July 11, 2018
Regulatory Resources and Updates for Care Centers
On July 11, 2018 by Jonathan Lips
The Centers for Medicare & Medicaid Services (CMS) and the Minnesota Department of Health (MDH) issued a number of regulatory updates in the two weeks since we last published Advantage. Care centers will want to take note of these items:
MDH to Host Statewide Call on July 16
MDH will sponsor a statewide Nursing Home Regulatory telephone conference call on Monday, July 16 from 11 a.m. to Noon. An agenda will be posted here when available. MDH is pleased to offer a new statewide call system that does NOT require any registration. There is no limit to the number of participants. This new system enables MDH to archive a recording of the call, which will be posted on MDH website for 90 calendar days. To participate, call 844-302-0362 and use event number 793733705.
CMS Addresses Legionella Testing Questions
In welcome news, CMS has updated its Quality, Safety & Oversight memorandum concerning Legionella. Ever since CMS established the requirement last year for care centers to have water management programs addressing Legionella, there has been uncertainty about whether providers must test their water for the presence of the pathogen itself.
This memorandum states clearly that “CMS does not require water cultures for Legionella or other opportunistic water borne pathogens. Testing protocols are at the discretion of the provider. … LTC surveyors will expect that a water management plan (which includes a facility risk assessment and testing protocols) is available for review but will not cite the facility based on the specific risk assessment or testing protocols in use.”
For additional guidance about when a facility might choose to conduct testing, see this Centers for Disease Control and Prevention Frequently Asked Questions page.
Liquid Oxygen Update
As anticipated (see our June 19 Advantage article), CMS has provided written guidance to MDH clarifying that existing care centers may store and use liquid oxygen in resident rooms without having to meet a fire-resistance enclosure rating.
What follows is a communication from the CMS Region V office in Chicago to MDH:
“CMS recently had a meeting between central office and the regional offices to discuss the applicability of NFPA 99 Section 11.7.4, 2012 Edition. During that meeting, it was pointed out that part of the requirements at 11.7.4 are separation requirements that include fire barriers that have a minimum of a 1 hour fire resistance rating. Therefore, this code section only applies to new construction after CMS adopted the LSC, 2012 Edition and NFPA 99, 2012 Edition. As a reminder, the regulation was published and effective July 5, 2016. Details were provided in S&C 16-29-LSC. Furthermore, it was stated in that memo that NFPA 99, 2012 Edition adopted only TIA 12-2, 12-3, 12-4, 12-5 and 12-6. NFPA recently released TIA 12-8 that pertains to NFPA 99 Section 11.7.4, but it is not enforceable by CMS, because that TIA was not one that was adopted on July 5, 2016. CMS would need to formally adopt that TIA before it is enforceable as a Federal requirement. To summarize, NFPA 99, 2012 Edition, Section 11.7.4 only pertains to new construction after the adoption of that edition on July 5, 2016. Also, TIA 12-8 that pertains to this code section has not been adopted through the rulemaking process and is not enforceable during a Federal survey. You will receive something from CMS if there are any changes to this guidance in the future.”

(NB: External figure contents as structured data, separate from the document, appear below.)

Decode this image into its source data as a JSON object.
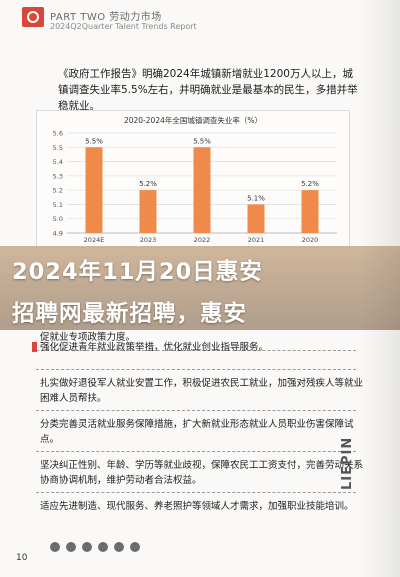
{
  "header": {
    "title": "PART TWO 劳动力市场",
    "subtitle": "2024Q2Quarter Talent Trends Report"
  },
  "intro_text": "《政府工作报告》明确2024年城镇新增就业1200万人以上，城镇调查失业率5.5%左右，并明确就业是最基本的民生，多措并举稳就业。",
  "chart_data": {
    "type": "bar",
    "title": "2020-2024年全国城镇调查失业率（%）",
    "categories": [
      "2024E",
      "2023",
      "2022",
      "2021",
      "2020"
    ],
    "values": [
      5.5,
      5.2,
      5.5,
      5.1,
      5.2
    ],
    "data_labels": [
      "5.5%",
      "5.2%",
      "5.5%",
      "5.1%",
      "5.2%"
    ],
    "ylim": [
      4.9,
      5.6
    ],
    "yticks": [
      "5.6",
      "5.5",
      "5.4",
      "5.3",
      "5.2",
      "5.1",
      "5.0",
      "4.9"
    ],
    "bar_color": "#f08a4b",
    "grid": true
  },
  "banner": {
    "line1": "2024年11月20日惠安",
    "line2": "招聘网最新招聘，惠安"
  },
  "list_items": [
    "促就业专项政策力度。",
    "强化促进青年就业政策举措，优化就业创业指导服务。",
    "扎实做好退役军人就业安置工作，积极促进农民工就业，加强对残疾人等就业困难人员帮扶。",
    "分类完善灵活就业服务保障措施，扩大新就业形态就业人员职业伤害保障试点。",
    "坚决纠正性别、年龄、学历等就业歧视，保障农民工工资支付，完善劳动关系协商协调机制，维护劳动者合法权益。",
    "适应先进制造、现代服务、养老照护等领域人才需求，加强职业技能培训。"
  ],
  "page_number": "10",
  "brand": "LIEPIN",
  "colors": {
    "accent": "#d9463a",
    "bar": "#f08a4b"
  }
}
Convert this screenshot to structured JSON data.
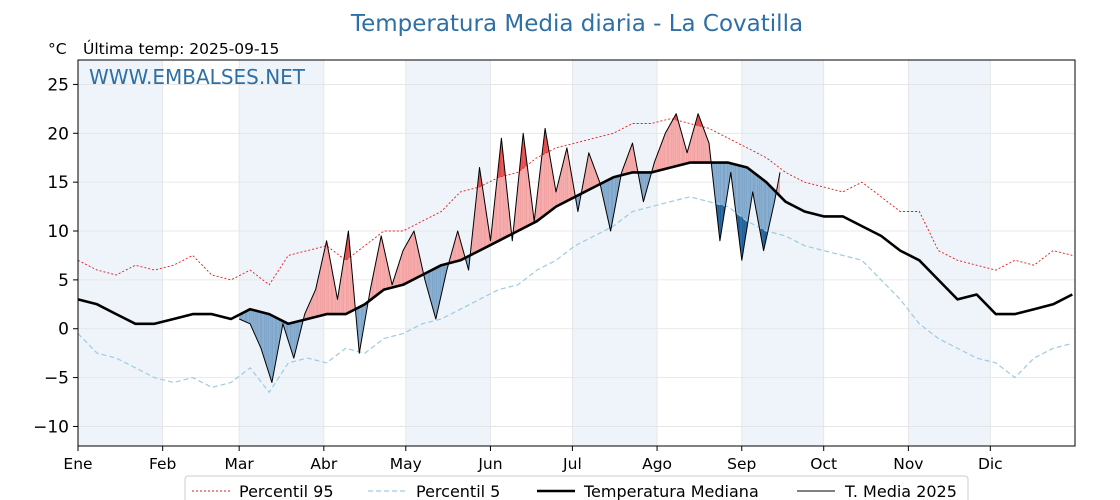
{
  "title": "Temperatura Media diaria - La Covatilla",
  "unit_label": "°C",
  "last_temp_label": "Última temp: 2025-09-15",
  "watermark": "WWW.EMBALSES.NET",
  "colors": {
    "title": "#2e6fa6",
    "p95": "#e41a1c",
    "p5": "#9ecae1",
    "median": "#000000",
    "current": "#000000",
    "warm_light": "#f4a3a3",
    "warm_dark": "#e34a4a",
    "cold_light": "#7ea6cb",
    "cold_dark": "#1f5f99",
    "band": "#eef4fa"
  },
  "chart_data": {
    "type": "line",
    "title": "Temperatura Media diaria - La Covatilla",
    "xlabel": "",
    "ylabel": "°C",
    "ylim": [
      -12,
      27.5
    ],
    "yticks": [
      -10,
      -5,
      0,
      5,
      10,
      15,
      20,
      25
    ],
    "xlim": [
      "2025-01-01",
      "2025-12-31"
    ],
    "month_labels": [
      "Ene",
      "Feb",
      "Mar",
      "Abr",
      "May",
      "Jun",
      "Jul",
      "Ago",
      "Sep",
      "Oct",
      "Nov",
      "Dic"
    ],
    "grid": true,
    "legend_placement": "bottom-center",
    "series": [
      {
        "name": "Percentil 95",
        "style": "dotted-red",
        "x": [
          "2025-01-01",
          "2025-01-08",
          "2025-01-15",
          "2025-01-22",
          "2025-01-29",
          "2025-02-05",
          "2025-02-12",
          "2025-02-19",
          "2025-02-26",
          "2025-03-05",
          "2025-03-12",
          "2025-03-19",
          "2025-03-26",
          "2025-04-02",
          "2025-04-09",
          "2025-04-16",
          "2025-04-23",
          "2025-04-30",
          "2025-05-07",
          "2025-05-14",
          "2025-05-21",
          "2025-05-28",
          "2025-06-04",
          "2025-06-11",
          "2025-06-18",
          "2025-06-25",
          "2025-07-02",
          "2025-07-09",
          "2025-07-16",
          "2025-07-23",
          "2025-07-30",
          "2025-08-06",
          "2025-08-13",
          "2025-08-20",
          "2025-08-27",
          "2025-09-03",
          "2025-09-10",
          "2025-09-17",
          "2025-09-24",
          "2025-10-01",
          "2025-10-08",
          "2025-10-15",
          "2025-10-22",
          "2025-10-29",
          "2025-11-05",
          "2025-11-12",
          "2025-11-19",
          "2025-11-26",
          "2025-12-03",
          "2025-12-10",
          "2025-12-17",
          "2025-12-24",
          "2025-12-31"
        ],
        "values": [
          7.0,
          6.0,
          5.5,
          6.5,
          6.0,
          6.5,
          7.5,
          5.5,
          5.0,
          6.0,
          4.5,
          7.5,
          8.0,
          8.5,
          7.0,
          8.5,
          10.0,
          10.0,
          11.0,
          12.0,
          14.0,
          14.5,
          15.5,
          16.0,
          17.5,
          18.5,
          19.0,
          19.5,
          20.0,
          21.0,
          21.0,
          21.5,
          21.0,
          20.5,
          19.5,
          18.5,
          17.5,
          16.0,
          15.0,
          14.5,
          14.0,
          15.0,
          13.5,
          12.0,
          12.0,
          8.0,
          7.0,
          6.5,
          6.0,
          7.0,
          6.5,
          8.0,
          7.5
        ]
      },
      {
        "name": "Percentil 5",
        "style": "dashed-lightblue",
        "x": [
          "2025-01-01",
          "2025-01-08",
          "2025-01-15",
          "2025-01-22",
          "2025-01-29",
          "2025-02-05",
          "2025-02-12",
          "2025-02-19",
          "2025-02-26",
          "2025-03-05",
          "2025-03-12",
          "2025-03-19",
          "2025-03-26",
          "2025-04-02",
          "2025-04-09",
          "2025-04-16",
          "2025-04-23",
          "2025-04-30",
          "2025-05-07",
          "2025-05-14",
          "2025-05-21",
          "2025-05-28",
          "2025-06-04",
          "2025-06-11",
          "2025-06-18",
          "2025-06-25",
          "2025-07-02",
          "2025-07-09",
          "2025-07-16",
          "2025-07-23",
          "2025-07-30",
          "2025-08-06",
          "2025-08-13",
          "2025-08-20",
          "2025-08-27",
          "2025-09-03",
          "2025-09-10",
          "2025-09-17",
          "2025-09-24",
          "2025-10-01",
          "2025-10-08",
          "2025-10-15",
          "2025-10-22",
          "2025-10-29",
          "2025-11-05",
          "2025-11-12",
          "2025-11-19",
          "2025-11-26",
          "2025-12-03",
          "2025-12-10",
          "2025-12-17",
          "2025-12-24",
          "2025-12-31"
        ],
        "values": [
          -0.5,
          -2.5,
          -3.0,
          -4.0,
          -5.0,
          -5.5,
          -5.0,
          -6.0,
          -5.5,
          -4.0,
          -6.5,
          -3.5,
          -3.0,
          -3.5,
          -2.0,
          -2.5,
          -1.0,
          -0.5,
          0.5,
          1.0,
          2.0,
          3.0,
          4.0,
          4.5,
          6.0,
          7.0,
          8.5,
          9.5,
          10.5,
          12.0,
          12.5,
          13.0,
          13.5,
          13.0,
          12.5,
          11.0,
          10.0,
          9.5,
          8.5,
          8.0,
          7.5,
          7.0,
          5.0,
          3.0,
          0.5,
          -1.0,
          -2.0,
          -3.0,
          -3.5,
          -5.0,
          -3.0,
          -2.0,
          -1.5
        ]
      },
      {
        "name": "Temperatura Mediana",
        "style": "thick-black",
        "x": [
          "2025-01-01",
          "2025-01-08",
          "2025-01-15",
          "2025-01-22",
          "2025-01-29",
          "2025-02-05",
          "2025-02-12",
          "2025-02-19",
          "2025-02-26",
          "2025-03-05",
          "2025-03-12",
          "2025-03-19",
          "2025-03-26",
          "2025-04-02",
          "2025-04-09",
          "2025-04-16",
          "2025-04-23",
          "2025-04-30",
          "2025-05-07",
          "2025-05-14",
          "2025-05-21",
          "2025-05-28",
          "2025-06-04",
          "2025-06-11",
          "2025-06-18",
          "2025-06-25",
          "2025-07-02",
          "2025-07-09",
          "2025-07-16",
          "2025-07-23",
          "2025-07-30",
          "2025-08-06",
          "2025-08-13",
          "2025-08-20",
          "2025-08-27",
          "2025-09-03",
          "2025-09-10",
          "2025-09-17",
          "2025-09-24",
          "2025-10-01",
          "2025-10-08",
          "2025-10-15",
          "2025-10-22",
          "2025-10-29",
          "2025-11-05",
          "2025-11-12",
          "2025-11-19",
          "2025-11-26",
          "2025-12-03",
          "2025-12-10",
          "2025-12-17",
          "2025-12-24",
          "2025-12-31"
        ],
        "values": [
          3.0,
          2.5,
          1.5,
          0.5,
          0.5,
          1.0,
          1.5,
          1.5,
          1.0,
          2.0,
          1.5,
          0.5,
          1.0,
          1.5,
          1.5,
          2.5,
          4.0,
          4.5,
          5.5,
          6.5,
          7.0,
          8.0,
          9.0,
          10.0,
          11.0,
          12.5,
          13.5,
          14.5,
          15.5,
          16.0,
          16.0,
          16.5,
          17.0,
          17.0,
          17.0,
          16.5,
          15.0,
          13.0,
          12.0,
          11.5,
          11.5,
          10.5,
          9.5,
          8.0,
          7.0,
          5.0,
          3.0,
          3.5,
          1.5,
          1.5,
          2.0,
          2.5,
          3.5
        ]
      },
      {
        "name": "T. Media 2025",
        "style": "thin-black",
        "x": [
          "2025-03-01",
          "2025-03-05",
          "2025-03-09",
          "2025-03-13",
          "2025-03-17",
          "2025-03-21",
          "2025-03-25",
          "2025-03-29",
          "2025-04-02",
          "2025-04-06",
          "2025-04-10",
          "2025-04-14",
          "2025-04-18",
          "2025-04-22",
          "2025-04-26",
          "2025-04-30",
          "2025-05-04",
          "2025-05-08",
          "2025-05-12",
          "2025-05-16",
          "2025-05-20",
          "2025-05-24",
          "2025-05-28",
          "2025-06-01",
          "2025-06-05",
          "2025-06-09",
          "2025-06-13",
          "2025-06-17",
          "2025-06-21",
          "2025-06-25",
          "2025-06-29",
          "2025-07-03",
          "2025-07-07",
          "2025-07-11",
          "2025-07-15",
          "2025-07-19",
          "2025-07-23",
          "2025-07-27",
          "2025-07-31",
          "2025-08-04",
          "2025-08-08",
          "2025-08-12",
          "2025-08-16",
          "2025-08-20",
          "2025-08-24",
          "2025-08-28",
          "2025-09-01",
          "2025-09-05",
          "2025-09-09",
          "2025-09-13",
          "2025-09-15"
        ],
        "values": [
          1.0,
          0.5,
          -2.0,
          -5.5,
          0.5,
          -3.0,
          1.5,
          4.0,
          9.0,
          3.0,
          10.0,
          -2.5,
          4.0,
          9.5,
          4.5,
          8.0,
          10.0,
          5.0,
          1.0,
          6.0,
          10.0,
          6.0,
          16.5,
          9.0,
          19.5,
          9.0,
          20.0,
          11.0,
          20.5,
          14.0,
          18.5,
          12.0,
          18.0,
          15.0,
          10.0,
          16.0,
          19.0,
          13.0,
          17.0,
          20.0,
          22.0,
          18.0,
          22.0,
          19.0,
          9.0,
          16.0,
          7.0,
          14.0,
          8.0,
          13.0,
          16.0
        ]
      }
    ]
  },
  "legend": {
    "p95": "Percentil 95",
    "p5": "Percentil 5",
    "median": "Temperatura Mediana",
    "current": "T. Media 2025"
  }
}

Frequently Asked Bed Rail Questions
CMS has prepared a Frequently Asked Questions document concerning bed rails, which addresses questions arising under F604, F700 and F909. CMS intends to post the document on its website within the next month; meanwhile, members may access the document by clicking here.
Immediate Jeopardy Removal Process
MDH has developed a document that surveyors will use any time they identify an Immediate Jeopardy situation. This one-page summary describes the process by which a care center submits a removal plan and MDH verifies the facility has implemented the plan.
Consistent with the CMS State Operations Manual Chapter 7, the MDH guidance emphasizes that a plan of correction should be deferred until after the immediate jeopardy has been removed and the facility receives its 2567 Statement of Deficiencies.